Les chaises sont toutes occupées par le jeune public du lycée Herzlia. Sur scène, des chaises jaunes, le dos tourné au public, rappellent la couleur du mouvement pour le retour des otages. Un pupitre accueille les prises de paroles, deux jeunes femmes s’y succèdent pour annoncer les intervenants. Un peu avant 20h, elles s’avancent pour demander l’extinction des téléphones avant que ne démarre la sirène qui annonce le début de Yom Hazikaron.

Après la minute elle retentit, on reste debout. Une jeune soldate, ancienne élève du lycée, met le drapeau en berne, le frère d’une personne tombée cette année reçoit le flambeau pour allumer la flamme mémorielle. On s’assoit. L’officier d’instruction militaire du lycée prend la parole pour rappeler le principe de la « pureté des armes », un code propre à Tsahal stipulant que tout soldat doit refuser un ordre qu’il considère amoral. La critique du gouvernement Netanyahu se voile à peine dans ses paroles. Tout le monde se lève. Trois prières sont récitées par des membres masculins des familles qui ont perdu des proches – le lycée compte 4 victimes depuis le 7 octobre.
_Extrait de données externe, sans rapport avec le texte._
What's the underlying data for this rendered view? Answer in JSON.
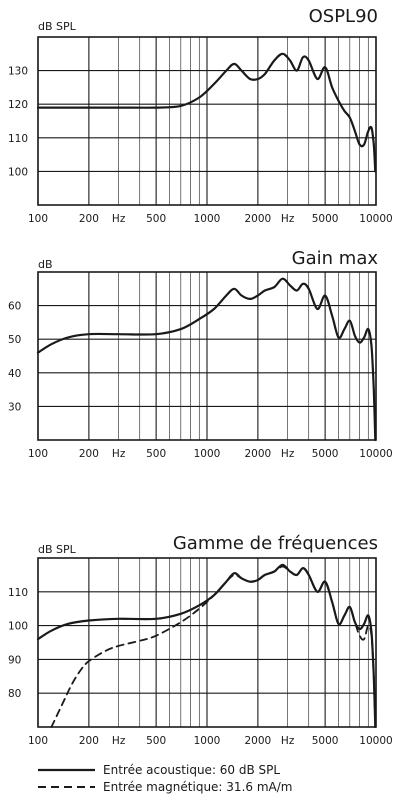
{
  "chart_data": [
    {
      "type": "line",
      "title": "OSPL90",
      "ylabel": "dB SPL",
      "xscale": "log",
      "xlim": [
        100,
        10000
      ],
      "ylim": [
        90,
        140
      ],
      "yticks": [
        100,
        110,
        120,
        130
      ],
      "xtick_labels": [
        "100",
        "200",
        "Hz",
        "500",
        "1000",
        "2000",
        "Hz",
        "5000",
        "10000"
      ],
      "grid": true,
      "series": [
        {
          "style": "solid",
          "x": [
            100,
            150,
            200,
            300,
            500,
            700,
            900,
            1100,
            1300,
            1450,
            1600,
            1800,
            2000,
            2200,
            2500,
            2800,
            3100,
            3400,
            3700,
            4000,
            4500,
            5000,
            5500,
            6000,
            6500,
            7000,
            7500,
            8000,
            8500,
            9000,
            9400,
            9700,
            9900
          ],
          "y": [
            119,
            119,
            119,
            119,
            119,
            119.5,
            122,
            126,
            130,
            132,
            130,
            127.5,
            127.5,
            129,
            133,
            135,
            133,
            130,
            134,
            133,
            127.5,
            131,
            125,
            121,
            118,
            116,
            112,
            108,
            108,
            112,
            113,
            108,
            100
          ]
        }
      ]
    },
    {
      "type": "line",
      "title": "Gain max",
      "ylabel": "dB",
      "xscale": "log",
      "xlim": [
        100,
        10000
      ],
      "ylim": [
        20,
        70
      ],
      "yticks": [
        30,
        40,
        50,
        60
      ],
      "xtick_labels": [
        "100",
        "200",
        "Hz",
        "500",
        "1000",
        "2000",
        "Hz",
        "5000",
        "10000"
      ],
      "grid": true,
      "series": [
        {
          "style": "solid",
          "x": [
            100,
            120,
            150,
            200,
            300,
            500,
            700,
            900,
            1100,
            1300,
            1450,
            1600,
            1800,
            2000,
            2200,
            2500,
            2800,
            3100,
            3400,
            3700,
            4000,
            4500,
            5000,
            5500,
            6000,
            6500,
            7000,
            7500,
            8000,
            8500,
            9000,
            9400,
            9700,
            9900
          ],
          "y": [
            46,
            48.5,
            50.5,
            51.5,
            51.5,
            51.5,
            53,
            56,
            59,
            63,
            65,
            63,
            62,
            63,
            64.5,
            65.5,
            68,
            66,
            64.5,
            66.5,
            65,
            59,
            63,
            57,
            50.5,
            53,
            55.5,
            51,
            49,
            50.5,
            53,
            48,
            35,
            20
          ]
        }
      ]
    },
    {
      "type": "line",
      "title": "Gamme de fréquences",
      "ylabel": "dB SPL",
      "xscale": "log",
      "xlim": [
        100,
        10000
      ],
      "ylim": [
        70,
        120
      ],
      "yticks": [
        80,
        90,
        100,
        110
      ],
      "xtick_labels": [
        "100",
        "200",
        "Hz",
        "500",
        "1000",
        "2000",
        "Hz",
        "5000",
        "10000"
      ],
      "grid": true,
      "series": [
        {
          "name": "Entrée acoustique: 60 dB SPL",
          "style": "solid",
          "x": [
            100,
            120,
            150,
            200,
            300,
            500,
            700,
            900,
            1100,
            1300,
            1450,
            1600,
            1800,
            2000,
            2200,
            2500,
            2800,
            3100,
            3400,
            3700,
            4000,
            4500,
            5000,
            5500,
            6000,
            6500,
            7000,
            7500,
            8000,
            8500,
            9000,
            9400,
            9700,
            9900
          ],
          "y": [
            96,
            98.5,
            100.5,
            101.5,
            102,
            102,
            103.5,
            106,
            109,
            113,
            115.5,
            114,
            113,
            113.5,
            115,
            116,
            118,
            116,
            115,
            117,
            115,
            110,
            113,
            107,
            100.5,
            103,
            105.5,
            101,
            99,
            100.5,
            103,
            98,
            85,
            70
          ]
        },
        {
          "name": "Entrée magnétique: 31.6 mA/m",
          "style": "dashed",
          "x": [
            120,
            140,
            160,
            180,
            200,
            250,
            300,
            400,
            500,
            700,
            900,
            1100,
            1300,
            1450,
            1600,
            1800,
            2000,
            2200,
            2500,
            2800,
            3100,
            3400,
            3700,
            4000,
            4500,
            5000,
            5500,
            6000,
            6500,
            7000,
            7500,
            8000,
            8500,
            9000,
            9400,
            9700,
            9900
          ],
          "y": [
            70,
            77,
            83,
            87,
            89.5,
            92.5,
            94,
            95.5,
            97,
            101,
            105,
            109,
            113,
            115,
            114,
            113,
            113.5,
            115,
            116,
            117.5,
            116,
            115,
            117,
            115,
            110,
            113,
            107,
            100.5,
            103,
            105.5,
            101,
            97,
            96,
            100,
            97,
            85,
            70
          ]
        }
      ]
    }
  ],
  "legend": [
    {
      "label": "Entrée acoustique: 60 dB SPL",
      "style": "solid"
    },
    {
      "label": "Entrée magnétique: 31.6 mA/m",
      "style": "dashed"
    }
  ]
}
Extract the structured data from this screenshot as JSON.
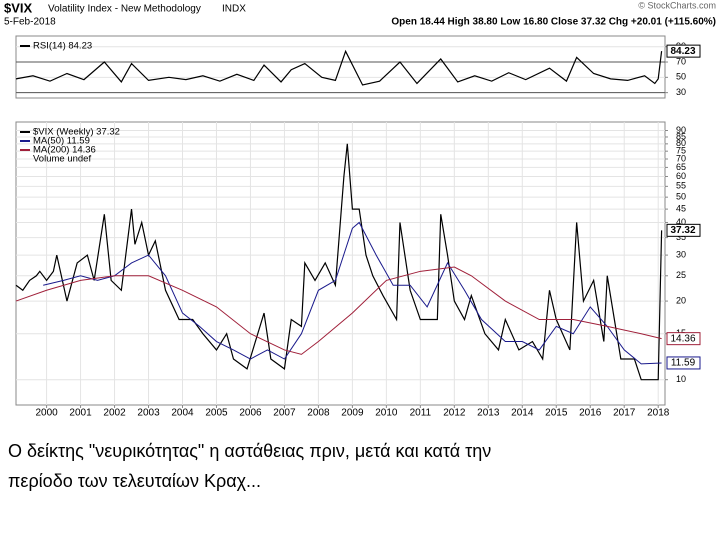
{
  "header": {
    "symbol": "$VIX",
    "name": "Volatility Index - New Methodology",
    "exchange": "INDX",
    "date": "5-Feb-2018",
    "quote": "Open 18.44 High 38.80 Low 16.80 Close 37.32 Chg +20.01 (+115.60%)",
    "credit": "© StockCharts.com"
  },
  "chart_data": [
    {
      "type": "line",
      "xlim": [
        1999.1,
        2018.2
      ],
      "ylim": [
        23,
        104
      ],
      "yticks": [
        30,
        50,
        70,
        90
      ],
      "ref_lines": [
        30,
        70
      ],
      "grid": true,
      "series": [
        {
          "name": "RSI(14) 84.23",
          "color": "#000000",
          "x": [
            1999.1,
            1999.6,
            2000.1,
            2000.6,
            2001.1,
            2001.7,
            2002.2,
            2002.5,
            2003.0,
            2003.6,
            2004.1,
            2004.6,
            2005.1,
            2005.6,
            2006.1,
            2006.4,
            2006.9,
            2007.2,
            2007.6,
            2008.1,
            2008.5,
            2008.8,
            2009.3,
            2009.8,
            2010.4,
            2010.9,
            2011.6,
            2012.1,
            2012.6,
            2013.1,
            2013.6,
            2014.1,
            2014.8,
            2015.3,
            2015.6,
            2016.1,
            2016.6,
            2017.1,
            2017.6,
            2017.9,
            2018.0,
            2018.1
          ],
          "values": [
            48,
            52,
            45,
            55,
            47,
            70,
            44,
            68,
            46,
            50,
            47,
            52,
            45,
            54,
            46,
            66,
            44,
            60,
            68,
            50,
            46,
            84,
            40,
            45,
            70,
            42,
            74,
            44,
            52,
            45,
            56,
            47,
            62,
            45,
            76,
            55,
            48,
            46,
            52,
            42,
            48,
            84.23
          ]
        }
      ]
    },
    {
      "type": "line",
      "log_scale": true,
      "xlim": [
        1999.1,
        2018.2
      ],
      "ylim": [
        8,
        97
      ],
      "yticks": [
        10,
        15,
        20,
        25,
        30,
        35,
        40,
        45,
        50,
        55,
        60,
        65,
        70,
        75,
        80,
        85,
        90
      ],
      "xticks": [
        2000,
        2001,
        2002,
        2003,
        2004,
        2005,
        2006,
        2007,
        2008,
        2009,
        2010,
        2011,
        2012,
        2013,
        2014,
        2015,
        2016,
        2017,
        2018
      ],
      "grid": true,
      "volume_label": "Volume undef",
      "series": [
        {
          "name": "$VIX (Weekly) 37.32",
          "color": "#000000",
          "x": [
            1999.1,
            1999.3,
            1999.5,
            1999.7,
            1999.8,
            2000.0,
            2000.2,
            2000.3,
            2000.6,
            2000.9,
            2001.2,
            2001.4,
            2001.7,
            2001.9,
            2002.2,
            2002.5,
            2002.6,
            2002.8,
            2003.0,
            2003.2,
            2003.5,
            2003.9,
            2004.3,
            2004.6,
            2005.0,
            2005.3,
            2005.5,
            2005.9,
            2006.4,
            2006.6,
            2007.0,
            2007.2,
            2007.5,
            2007.6,
            2007.9,
            2008.2,
            2008.5,
            2008.75,
            2008.85,
            2009.0,
            2009.2,
            2009.4,
            2009.6,
            2009.9,
            2010.3,
            2010.4,
            2010.7,
            2011.0,
            2011.5,
            2011.6,
            2011.8,
            2012.0,
            2012.3,
            2012.5,
            2012.9,
            2013.3,
            2013.5,
            2013.9,
            2014.3,
            2014.6,
            2014.8,
            2015.0,
            2015.4,
            2015.6,
            2015.8,
            2016.1,
            2016.4,
            2016.5,
            2016.9,
            2017.3,
            2017.5,
            2017.9,
            2018.0,
            2018.1
          ],
          "values": [
            23,
            22,
            24,
            25,
            26,
            24,
            26,
            30,
            20,
            28,
            30,
            24,
            43,
            24,
            22,
            45,
            33,
            40,
            30,
            34,
            22,
            17,
            17,
            15,
            13,
            15,
            12,
            11,
            18,
            12,
            11,
            17,
            16,
            28,
            24,
            28,
            23,
            60,
            80,
            45,
            45,
            30,
            25,
            21,
            17,
            40,
            22,
            17,
            17,
            43,
            30,
            20,
            17,
            21,
            15,
            13,
            17,
            13,
            14,
            12,
            22,
            17,
            13,
            40,
            20,
            24,
            14,
            25,
            12,
            12,
            10,
            10,
            10,
            37.32
          ]
        },
        {
          "name": "MA(50) 11.59",
          "color": "#1a1a8c",
          "x": [
            1999.9,
            2000.5,
            2001.0,
            2001.5,
            2002.0,
            2002.5,
            2003.0,
            2003.5,
            2004.0,
            2004.5,
            2005.0,
            2005.5,
            2006.0,
            2006.5,
            2007.0,
            2007.5,
            2008.0,
            2008.5,
            2009.0,
            2009.2,
            2009.7,
            2010.2,
            2010.7,
            2011.2,
            2011.8,
            2012.3,
            2012.8,
            2013.5,
            2014.0,
            2014.5,
            2015.0,
            2015.5,
            2016.0,
            2016.5,
            2017.0,
            2017.5,
            2018.1
          ],
          "values": [
            23,
            24,
            25,
            24,
            25,
            28,
            30,
            25,
            18,
            16,
            14,
            13,
            12,
            13,
            12,
            15,
            22,
            24,
            38,
            40,
            30,
            23,
            23,
            19,
            28,
            22,
            17,
            14,
            14,
            13,
            16,
            15,
            19,
            16,
            13,
            11.5,
            11.59
          ]
        },
        {
          "name": "MA(200) 14.36",
          "color": "#a0203a",
          "x": [
            1999.1,
            2000.0,
            2001.0,
            2002.0,
            2003.0,
            2004.0,
            2005.0,
            2006.0,
            2007.0,
            2007.5,
            2008.0,
            2009.0,
            2010.0,
            2011.0,
            2012.0,
            2012.5,
            2013.5,
            2014.5,
            2015.5,
            2016.5,
            2017.5,
            2018.1
          ],
          "values": [
            20,
            22,
            24,
            25,
            25,
            22,
            19,
            15,
            13,
            12.5,
            14,
            18,
            24,
            26,
            27,
            25,
            20,
            17,
            17,
            16,
            15,
            14.36
          ]
        }
      ]
    }
  ],
  "caption": [
    "Ο δείκτης \"νευρικότητας\" η αστάθειας πριν, μετά  και κατά την",
    "περίοδο των τελευταίων Κραχ..."
  ]
}
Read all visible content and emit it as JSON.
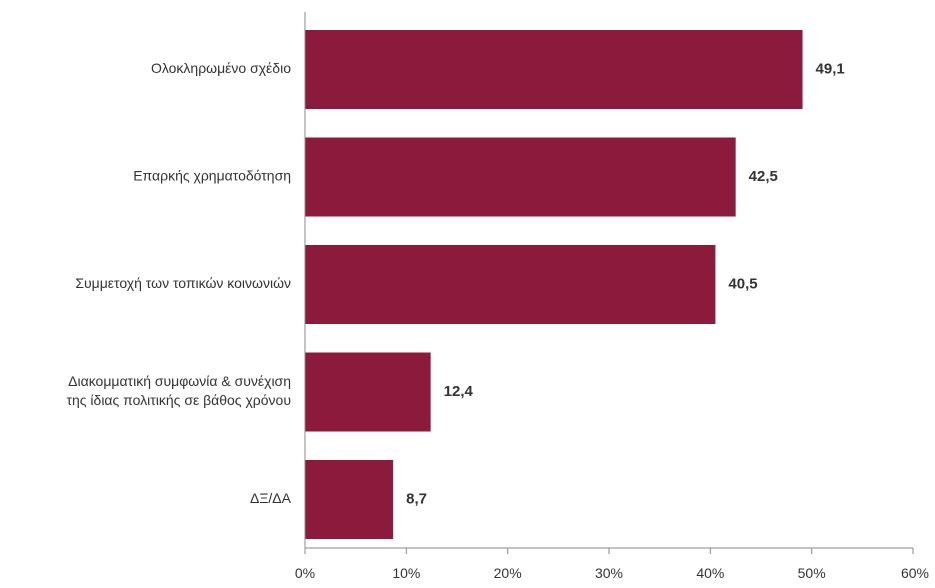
{
  "chart_data": {
    "type": "bar",
    "orientation": "horizontal",
    "categories": [
      "Ολοκληρωμένο σχέδιο",
      "Επαρκής χρηματοδότηση",
      "Συμμετοχή των τοπικών κοινωνιών",
      "Διακομματική συμφωνία & συνέχιση της ίδιας πολιτικής σε βάθος χρόνου",
      "ΔΞ/ΔΑ"
    ],
    "category_lines": [
      [
        "Ολοκληρωμένο σχέδιο"
      ],
      [
        "Επαρκής χρηματοδότηση"
      ],
      [
        "Συμμετοχή των τοπικών κοινωνιών"
      ],
      [
        "Διακομματική συμφωνία & συνέχιση",
        "της ίδιας πολιτικής σε βάθος χρόνου"
      ],
      [
        "ΔΞ/ΔΑ"
      ]
    ],
    "values": [
      49.1,
      42.5,
      40.5,
      12.4,
      8.7
    ],
    "value_labels": [
      "49,1",
      "42,5",
      "40,5",
      "12,4",
      "8,7"
    ],
    "xlim": [
      0,
      60
    ],
    "xticks": [
      0,
      10,
      20,
      30,
      40,
      50,
      60
    ],
    "xtick_labels": [
      "0%",
      "10%",
      "20%",
      "30%",
      "40%",
      "50%",
      "60%"
    ],
    "title": "",
    "xlabel": "",
    "ylabel": "",
    "grid": false,
    "bar_color": "#8c1a3c"
  }
}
20 heures, la sirène retentit

Commence la lecture des noms des anciens élèves tombés lors des guerres d’Israël et avant la création de l’État. Il faut écouter de longues minutes pour comprendre que les noms sont égrenés par ordre alphabétique et que nous n’en sommes qu’au beth, deuxième lettre de l’alphabet hébraïque. Comment se fait-il qu’un seul lycée compte autant de morts ? En portant l’attention sur la date de décès des défunts, on se rend compte que l’hécatombe a eu lieu en 1948. La plupart des victimes du lycée sont mortes à 20 ou 22 ans. La lecture dure 11 minutes, un nom prononcé toutes les deux ou trois secondes, sur une version du prélude en Mi mineur de Chopin ; les visages des morts sont projetés sur grand écran, pour celles et ceux dont on a la photo. Le noir et blanc, souvent, passe à la couleur. Rompant avec l’ordre alphabétique qui ordonne les victimes du lycée depuis 1915, les noms des quatre personnes mortes au combat depuis le 7 octobre ou assassinées à Nova sont lus en dernier. L’année prochaine, elles auront trouvé leur place dans l’ordre alphabétique des morts.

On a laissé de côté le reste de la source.